Amazing changes since 02/23/2023 with GLP-1.
ping
Hurry and buy more Ozempic or you will die!
Why this morning with this post of an old article, d?
Mighta posted it a couple of days ago, but now....
So if you’re fat (pardon me), if you have ‘excessive weight’... Then your risk of dying is greater. Hmm...
Well... Doh!!! on that.
Restating the obvious over and over again, doesn’t make it new. Fat people live shorter lives... One thing that you rarely see is overweight people in their 80s and 90s.
Yet there are headlines such as The Healthiest Weight Could Actually Be 'Overweight. A study spanning almost four decades and involving more than 100,000 adults in Denmark found that those with an 'overweight' body mass index (or BMI) were more likely to live longer than those in the 'healthy', 'underweight', and 'obese' - https://www.sciencealert.com/the-healthiest-weight-could-actually-be-overweight-huge-study-finds
Which is what the article here attacks.
True, but I just saw it.
My attitude is you either pay now that small annoyance "fee" for having to exercise and watch calories consistently ... or pay later in your declining years with obesity and all the obesity-related diseases, possible infirmity/immobility, pain, depression, feeling lousy from being unfit and fat, all of it ... and that bill will be substantially higher than the first one.
The risk of death for all people is 100%. Everything before that is a combination of personal choice and what food producers put in the food.

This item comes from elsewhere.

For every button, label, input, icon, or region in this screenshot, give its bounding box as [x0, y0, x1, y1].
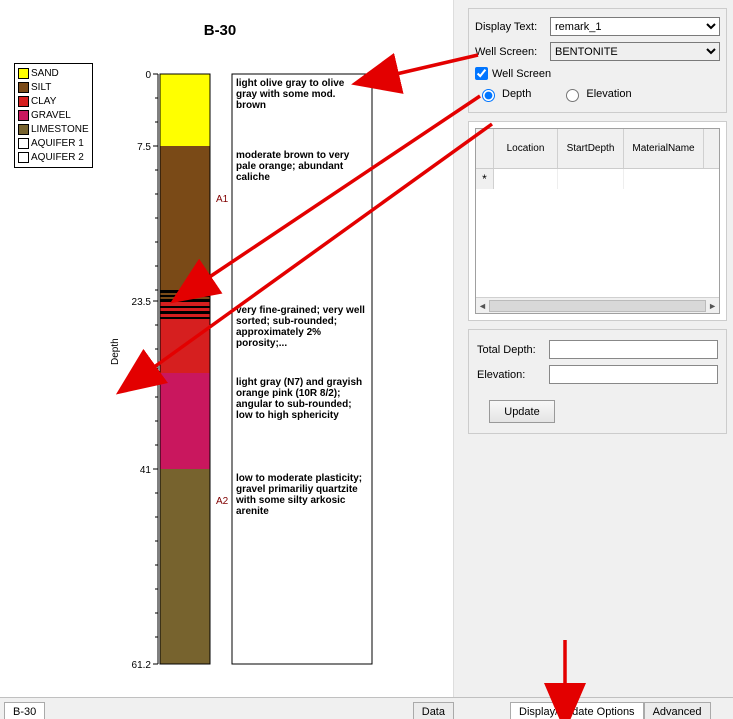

And if you are even thinking of fattening foods, take a little bit, too. We'll call it pre-obesity.
Side effets? Well, many a pharmaceutical treatments are soon to be at the ready!
It does go hand in hand with the promotion of Ozempic type drugs.
A big boost to Big Pharma too.
Although we all know obesity is unhealthy. But do we really know yet how safe the Big Pharma solution is?
From what I understand Izempic causes 20-30% muscle loss...that is very hard to regain. Muscle mass is key to longevity.
I have also heard that you have to stay on it or you can regain the weight back. That means taking the stuff forever?
I do not know how true that is though.
Fair enough.
Never too late to bring an end to the utter carb-a-palooza that is the typical American diet.
Sounds like something pharma would love.
Excess weight, obesity more deadly than previously believed.
It still won’t phase out the stoners.